Capitolo 23 - Dove siamo finiti? (R)
Pianeta Terra - Data non pervenuta
Kephas.
"Marie! Ettore!" pensai nella testa. "Riuscirò mai ad abbracciarvi di nuovo?"
I Viaggiatori si slacciarono in fretta e furia l'imbracatura e balzarono dalle poltrone, curiosi di vedere con i loro occhi dove eravamo atterrati. Dunque mi gettai di lato, incollando le spalle alla parete. Dopodiché feci scivolare la schiena in basso, fino a quando il fondoschiena sbatté sul pavimento. Quattro oblò per tredici persone erano davvero pochi, e i Viaggiatori lo sapevano bene, e fu per questo che per poco non si venne a creare una rissa per chi dovesse guardare fuori per prima. Alessio, Giacomino e Tommaso erano rimasti nelle retrovie, e già confabulavano tra loro sulle possibili eventualità.
"C'è Cleopatra?" domandò il militare più giovane, ridacchiando. E Simone gli diede uno scappellotto sul collo.
"Forse ci sono le Amazzoni!" esclamò Giacomino, facendo finta di agitare con le mani un'ascia e uno scudo.
"O magari siamo al Polo Nord!" esultò Tommaso, stringendo un pugno davanti al corpo. "Nella fortezza di Kal-El."
Tutti e tre erano ben distanti dalla realtà, ma non dissi nulla per evitare di infrangere i loro desideri, seppur sciocchi e infantili. Quando, dopo aver osservato lo scenario al di là degli oblò, i Viaggiatori tornarono a sedersi uno dopo l'altro sulle loro poltrone, i tre sempliciotti poterono farsi una loro idea sull'accaduto.
"Ma questo cambia tutto!" esclamò Alessio sconvolto, immobile come una statua.

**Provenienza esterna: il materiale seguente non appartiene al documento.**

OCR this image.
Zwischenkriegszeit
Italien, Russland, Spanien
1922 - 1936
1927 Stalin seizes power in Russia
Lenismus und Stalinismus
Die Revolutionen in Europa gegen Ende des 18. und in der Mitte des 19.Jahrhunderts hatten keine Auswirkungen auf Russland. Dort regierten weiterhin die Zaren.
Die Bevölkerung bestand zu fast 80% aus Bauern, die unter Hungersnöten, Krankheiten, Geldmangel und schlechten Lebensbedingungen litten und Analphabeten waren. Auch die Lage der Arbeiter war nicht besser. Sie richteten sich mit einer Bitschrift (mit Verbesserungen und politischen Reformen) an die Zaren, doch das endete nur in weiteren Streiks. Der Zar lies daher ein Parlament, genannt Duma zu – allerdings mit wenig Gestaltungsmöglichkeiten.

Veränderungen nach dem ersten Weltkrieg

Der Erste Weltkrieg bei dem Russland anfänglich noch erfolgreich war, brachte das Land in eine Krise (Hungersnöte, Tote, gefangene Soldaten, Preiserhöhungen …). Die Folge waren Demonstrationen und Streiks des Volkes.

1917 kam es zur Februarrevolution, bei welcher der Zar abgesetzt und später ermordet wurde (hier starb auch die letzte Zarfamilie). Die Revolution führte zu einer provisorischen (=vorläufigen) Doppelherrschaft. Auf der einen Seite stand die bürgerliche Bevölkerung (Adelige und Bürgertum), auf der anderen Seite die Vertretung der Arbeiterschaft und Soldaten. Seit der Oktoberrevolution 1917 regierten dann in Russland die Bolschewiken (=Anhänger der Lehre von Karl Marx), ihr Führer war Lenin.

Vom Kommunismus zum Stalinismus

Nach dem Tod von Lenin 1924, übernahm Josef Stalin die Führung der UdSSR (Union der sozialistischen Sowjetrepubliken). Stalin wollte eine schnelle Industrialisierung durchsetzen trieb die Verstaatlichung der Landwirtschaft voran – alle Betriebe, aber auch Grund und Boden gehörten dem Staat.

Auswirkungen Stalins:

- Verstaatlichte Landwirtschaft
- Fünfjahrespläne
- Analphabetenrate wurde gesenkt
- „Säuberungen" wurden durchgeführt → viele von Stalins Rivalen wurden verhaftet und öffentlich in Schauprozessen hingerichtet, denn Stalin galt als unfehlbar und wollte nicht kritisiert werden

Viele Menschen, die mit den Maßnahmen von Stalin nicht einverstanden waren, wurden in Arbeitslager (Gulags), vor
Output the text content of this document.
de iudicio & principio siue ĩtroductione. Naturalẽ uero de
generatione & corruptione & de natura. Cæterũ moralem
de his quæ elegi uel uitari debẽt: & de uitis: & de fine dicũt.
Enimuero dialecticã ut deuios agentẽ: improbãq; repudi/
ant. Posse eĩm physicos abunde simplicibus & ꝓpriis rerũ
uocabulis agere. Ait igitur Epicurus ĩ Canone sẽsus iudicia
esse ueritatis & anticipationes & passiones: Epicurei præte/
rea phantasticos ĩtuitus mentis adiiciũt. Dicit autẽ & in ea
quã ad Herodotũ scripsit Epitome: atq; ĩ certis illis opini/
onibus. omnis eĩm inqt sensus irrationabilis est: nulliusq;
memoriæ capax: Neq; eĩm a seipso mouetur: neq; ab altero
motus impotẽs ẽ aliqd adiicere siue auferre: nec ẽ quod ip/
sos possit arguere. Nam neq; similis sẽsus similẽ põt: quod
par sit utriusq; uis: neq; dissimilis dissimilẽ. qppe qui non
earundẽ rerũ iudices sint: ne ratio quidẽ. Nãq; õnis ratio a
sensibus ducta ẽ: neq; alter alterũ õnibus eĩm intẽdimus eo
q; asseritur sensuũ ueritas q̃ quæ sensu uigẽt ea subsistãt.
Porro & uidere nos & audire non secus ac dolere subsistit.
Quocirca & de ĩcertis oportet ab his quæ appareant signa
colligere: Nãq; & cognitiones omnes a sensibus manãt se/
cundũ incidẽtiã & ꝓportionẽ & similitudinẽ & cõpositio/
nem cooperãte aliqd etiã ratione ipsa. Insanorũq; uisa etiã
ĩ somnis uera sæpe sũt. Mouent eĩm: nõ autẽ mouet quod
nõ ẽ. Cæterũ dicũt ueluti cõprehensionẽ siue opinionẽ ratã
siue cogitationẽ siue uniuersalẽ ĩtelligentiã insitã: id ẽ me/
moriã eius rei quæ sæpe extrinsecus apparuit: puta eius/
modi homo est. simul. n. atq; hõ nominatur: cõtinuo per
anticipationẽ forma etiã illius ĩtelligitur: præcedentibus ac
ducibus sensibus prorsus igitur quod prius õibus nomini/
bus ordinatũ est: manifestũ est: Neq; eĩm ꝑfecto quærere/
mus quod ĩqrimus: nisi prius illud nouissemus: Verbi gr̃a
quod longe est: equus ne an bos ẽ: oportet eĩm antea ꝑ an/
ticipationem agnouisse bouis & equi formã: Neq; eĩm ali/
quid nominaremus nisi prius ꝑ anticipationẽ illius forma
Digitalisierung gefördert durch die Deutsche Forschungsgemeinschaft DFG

"Improvvisamente non ho più voglia di scherzare" replicò Giacomino, scrollando la testa.
"Dove diavolo siamo finiti?" urlò Tommaso, tremando come un cagnolino intirizzito dal freddo.
I tre si accasciarono sul pavimento al mio fianco, senza dire più una parola. Lo sguardo basso e assente, e le mani chiuse in preghiera poggiate sulla fronte. Il silenzio scese sulla sala comandi e nessuno fiatò per quasi un minuto intero.
"Com'è possibile?" chiesi ad alta voce, rivolgendo lo sguardo verso Giacomo. Egli si mise le mani tra i capelli e mi fissò senza aprire bocca. "Abbiamo fatto tutto esattamente come descritto dal dottor Goethe."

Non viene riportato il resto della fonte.